L’alcoolisme pmu-esque fait des ravages dans nos campagnes principalement. Où que vous viviez, qui que vous soyez, vous êtes déjà entré dans un PMU, ne serait ce que pour demander votre chemin. Et là votre regard se perd dans la foule des habitués, là un vieux à moustache, avec un gros nez rouge et un béret de travers, entre deux lampé du gros rouge qui lui sert de carburant, il réajuste son mégot de gitane maïs et se gratte la tête avec des ongles qui engendrerait un cataclysme par attaque cardiaque dans un salon de beauté… Là une femme, blonde décolorée délavée, avec un pull marin sale et déformé, elle doit avoir 29 ans sur sa carte d’identité, mais les poches sous ses yeux et ses dents pourries lui donne 48 ans, elle tient un verre de blanc, et fume des gauloise sans filtres. Là bas un homme, le mari de la blondasse apparemment, il fini vite son demi pour aller chercher leur progéniture à l’école, il ne s’est jamais brossé les dents de sa vie… l’alcoolique pmu-esque paye ses consommations, le plus souvent avec son RMI ou sa retraite. Si quelqu’un a pensé que ça pouvait être mon cas je le brûle sur place !!!! Je suis jeune, je suis beau, je dépense une fortune en crème miracle pour paraître frais en toutes circonstances, je m’asperge de parfum à 70€ la bouteille, et j’ai une hygiène irréprochable !!!! Non mais…

 

Il reste une catégorie : l’alcoolisme étudiants. Le brave étudiant qui travaille comme un forcené toute l’année pour obtenir des diplômes qui lui permettront un jour de rentrer, tête haute, dans son agence ANPE pour s’inscrire au RMI. Il doit décompresser, et donc que fait-il le week-end ? Il boit avec ses potes.
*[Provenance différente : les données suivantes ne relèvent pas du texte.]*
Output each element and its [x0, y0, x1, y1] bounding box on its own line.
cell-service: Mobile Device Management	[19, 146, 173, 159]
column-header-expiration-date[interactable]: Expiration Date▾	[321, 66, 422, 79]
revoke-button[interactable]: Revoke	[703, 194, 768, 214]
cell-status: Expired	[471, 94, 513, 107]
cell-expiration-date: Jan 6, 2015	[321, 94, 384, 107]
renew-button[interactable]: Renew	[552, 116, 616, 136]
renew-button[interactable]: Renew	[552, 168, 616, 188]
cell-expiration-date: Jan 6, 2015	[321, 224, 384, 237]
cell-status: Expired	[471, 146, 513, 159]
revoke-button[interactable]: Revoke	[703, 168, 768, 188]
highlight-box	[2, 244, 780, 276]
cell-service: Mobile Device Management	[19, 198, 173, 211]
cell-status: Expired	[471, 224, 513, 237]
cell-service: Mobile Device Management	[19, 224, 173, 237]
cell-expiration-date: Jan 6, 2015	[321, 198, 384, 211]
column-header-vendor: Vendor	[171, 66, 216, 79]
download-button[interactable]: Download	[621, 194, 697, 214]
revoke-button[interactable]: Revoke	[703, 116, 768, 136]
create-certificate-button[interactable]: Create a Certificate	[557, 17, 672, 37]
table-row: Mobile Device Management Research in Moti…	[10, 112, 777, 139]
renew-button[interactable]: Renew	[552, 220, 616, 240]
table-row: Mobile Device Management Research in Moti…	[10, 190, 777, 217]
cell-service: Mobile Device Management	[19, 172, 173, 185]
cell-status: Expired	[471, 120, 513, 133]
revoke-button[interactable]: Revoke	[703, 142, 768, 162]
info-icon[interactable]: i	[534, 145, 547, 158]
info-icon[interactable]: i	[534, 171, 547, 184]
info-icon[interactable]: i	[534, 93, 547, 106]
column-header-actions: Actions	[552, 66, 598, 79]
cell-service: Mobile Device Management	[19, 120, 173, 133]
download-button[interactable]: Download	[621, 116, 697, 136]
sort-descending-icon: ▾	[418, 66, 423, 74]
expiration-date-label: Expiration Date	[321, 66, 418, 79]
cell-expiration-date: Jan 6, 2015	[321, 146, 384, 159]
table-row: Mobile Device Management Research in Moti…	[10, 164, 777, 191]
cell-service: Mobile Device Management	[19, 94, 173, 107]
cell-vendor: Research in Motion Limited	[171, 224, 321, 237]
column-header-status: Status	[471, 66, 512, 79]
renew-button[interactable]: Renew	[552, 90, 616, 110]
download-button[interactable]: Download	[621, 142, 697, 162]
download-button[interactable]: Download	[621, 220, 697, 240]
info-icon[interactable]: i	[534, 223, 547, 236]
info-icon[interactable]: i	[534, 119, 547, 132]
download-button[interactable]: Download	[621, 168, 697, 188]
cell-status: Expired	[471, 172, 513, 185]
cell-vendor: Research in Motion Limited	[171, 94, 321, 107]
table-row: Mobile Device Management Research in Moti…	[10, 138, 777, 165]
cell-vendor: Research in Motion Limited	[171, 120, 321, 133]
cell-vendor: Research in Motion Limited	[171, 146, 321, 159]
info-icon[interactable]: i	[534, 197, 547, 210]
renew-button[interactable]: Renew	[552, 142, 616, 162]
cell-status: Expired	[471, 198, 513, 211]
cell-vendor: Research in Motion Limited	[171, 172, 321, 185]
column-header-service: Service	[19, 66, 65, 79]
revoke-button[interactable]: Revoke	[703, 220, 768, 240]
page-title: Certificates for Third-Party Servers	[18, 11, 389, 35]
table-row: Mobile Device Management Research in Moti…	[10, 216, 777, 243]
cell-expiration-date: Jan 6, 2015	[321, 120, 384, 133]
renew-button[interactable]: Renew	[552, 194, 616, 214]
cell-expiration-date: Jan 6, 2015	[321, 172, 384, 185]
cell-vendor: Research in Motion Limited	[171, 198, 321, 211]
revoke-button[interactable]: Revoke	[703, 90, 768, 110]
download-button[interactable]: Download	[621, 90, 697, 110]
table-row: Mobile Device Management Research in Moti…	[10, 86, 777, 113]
Alors après les modalités diffèrent, il peut se mettre minable à domicile avec une bande de potes, ou sur un quai de Seine, toujours avec ses potes, mais aussi, encore avec ses potes plus quelques autres, dans la boite du coin. L’étudiant alcoolique a une espérance de vie réduite du moment qu’il vit en province et qu’il doit conduire pour rentrer… Les platanes ne sont pas vos amis, ils viennent se mettre juste devant votre voiture (mais que fait Sarkozy ?). Avec un peu de chances, il croisera la route du Lieutenant Lebo de la Gendarmerie de Péquins s/ Argoules qui lui retirera poliment son permis de conduire avant de le reconduire chez ses parents qu’il connaît depuis le collège. L’étudiant alcoolique est le plus souvent très gentil, très amoureux quand il boit un peu trop. Mais il y a aussi la forme bourrine : deux verres et il veut casser la gueule de tous ces cons qui le regardent de travers sur la piste. J’ai une très grande expérience du mec qui veut me dessouder parce que je parle avec sa meuf. Il me chope par le col et m’informe qu’il va me faire sortir les dents par l’anus, là s’armer de son plus beau sourire et tout en posant une main sur ses fesses lui dire : « Mais je préférerais faire autre chose avec mon anus, on t’a déjà dit que tu avais un cul d’enfer ? ». Là c’est quitte ou double, et perso je m’en suis toujours bien tiré, le bourrin arrête tout net, de peur que je le viole sur place. C’est fou ce que les hétéros ont peur des pédés ! Quelque part je suis un étudiant alcoolique, certes, mais je ne paye pas suffisamment mes conso pour ça, je sors trop souvent dans des endroits fréquentés par des VIP (Very Important Poufiasse).

 

Donc résumons, je suis un savant mélange d’alcoolisme mondain et d’alcoolisme étudiant… Nous voilà bien avancé… Mais dans tous les cas la seule chose à retenir c’est que je bois comme un trou, que j’aime ça, et que je l’assume complètement !!!! Maintenant il faut s’attaquer à l’autre souci : les trous de mémoire en soirée… Si vous avez un remède autre que « mais arrête de boire Gauthier bordel » je suis preneur…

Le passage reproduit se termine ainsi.